A lot of my work is about just releasing stigma through storytelling, so I felt therapy was important to write about especially for communities of color where we are often told you can just pray it away or that therapy is white people stuff. With all that's going on in the world, and all of the historical trauma and familial trauma in under-resourced communities, especially of color, we need to know that these resources are available. We need to know that people who look like us have also tapped into these resources as a way to take care of themselves.
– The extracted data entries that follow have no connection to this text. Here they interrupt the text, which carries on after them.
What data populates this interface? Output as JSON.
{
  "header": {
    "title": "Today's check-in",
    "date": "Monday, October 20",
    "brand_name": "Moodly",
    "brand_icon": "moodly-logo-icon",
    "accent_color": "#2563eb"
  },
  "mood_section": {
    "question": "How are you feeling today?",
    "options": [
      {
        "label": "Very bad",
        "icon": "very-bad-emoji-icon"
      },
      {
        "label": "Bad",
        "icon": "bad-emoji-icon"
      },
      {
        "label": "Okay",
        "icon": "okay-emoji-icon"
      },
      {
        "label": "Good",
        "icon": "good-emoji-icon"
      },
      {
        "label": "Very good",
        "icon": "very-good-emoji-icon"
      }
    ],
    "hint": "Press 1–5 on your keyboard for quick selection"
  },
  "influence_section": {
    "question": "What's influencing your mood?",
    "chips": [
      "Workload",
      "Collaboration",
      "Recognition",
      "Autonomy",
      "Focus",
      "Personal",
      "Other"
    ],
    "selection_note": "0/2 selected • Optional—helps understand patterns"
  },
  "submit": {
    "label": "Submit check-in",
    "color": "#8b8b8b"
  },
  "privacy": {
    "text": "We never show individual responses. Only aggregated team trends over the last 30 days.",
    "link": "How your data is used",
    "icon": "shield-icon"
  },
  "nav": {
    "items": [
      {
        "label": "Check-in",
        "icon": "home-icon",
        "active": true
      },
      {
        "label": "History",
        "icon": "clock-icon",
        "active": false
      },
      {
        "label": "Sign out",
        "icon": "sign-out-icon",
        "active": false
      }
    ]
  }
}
Writing about therapy shows people this is one possible way to take care of yourself in a world that is often trying to push us away or say we should not exist or thrive.

Are the stakes different for Surpassing Certainty than Redefining Realness in the sense of the latter coming out during the President Donald Trump-era of U.S. politics?

JM: My book was done by the time Trump was elected, so he was not a thought to me in terms of the writing of my own story. A lot of Surpassing Certainty is also framed in my 20s when our president was George W. Bush. So, in that sense, it's more about my own political consciousness having come of age in a time when 9/11 happened. I was a freshman in college for 9/11, so I grappled with seeing my friends and peers being deployed to Iraq and Afghanistan, and that really shaped my consciousness in a way I kind of write about in the book.

I have lived through three administrations in my adult consciousness. I don't think the way I tell stories has shifted or changed because of an administration, but I do feel a greater sense of urgency to ensure I am politically active and vocal today. I need to ensure I am uplifting the voices and experiences of those who are on the ground doing the work, whether that's through political action, community organizing, grassroots nonprofits or trans organizations. I always try to include them in the work I am doing to show that I am not doing this work in a silo. I do this work with a lot of comrades are who struggling and resisting in this current political atmosphere.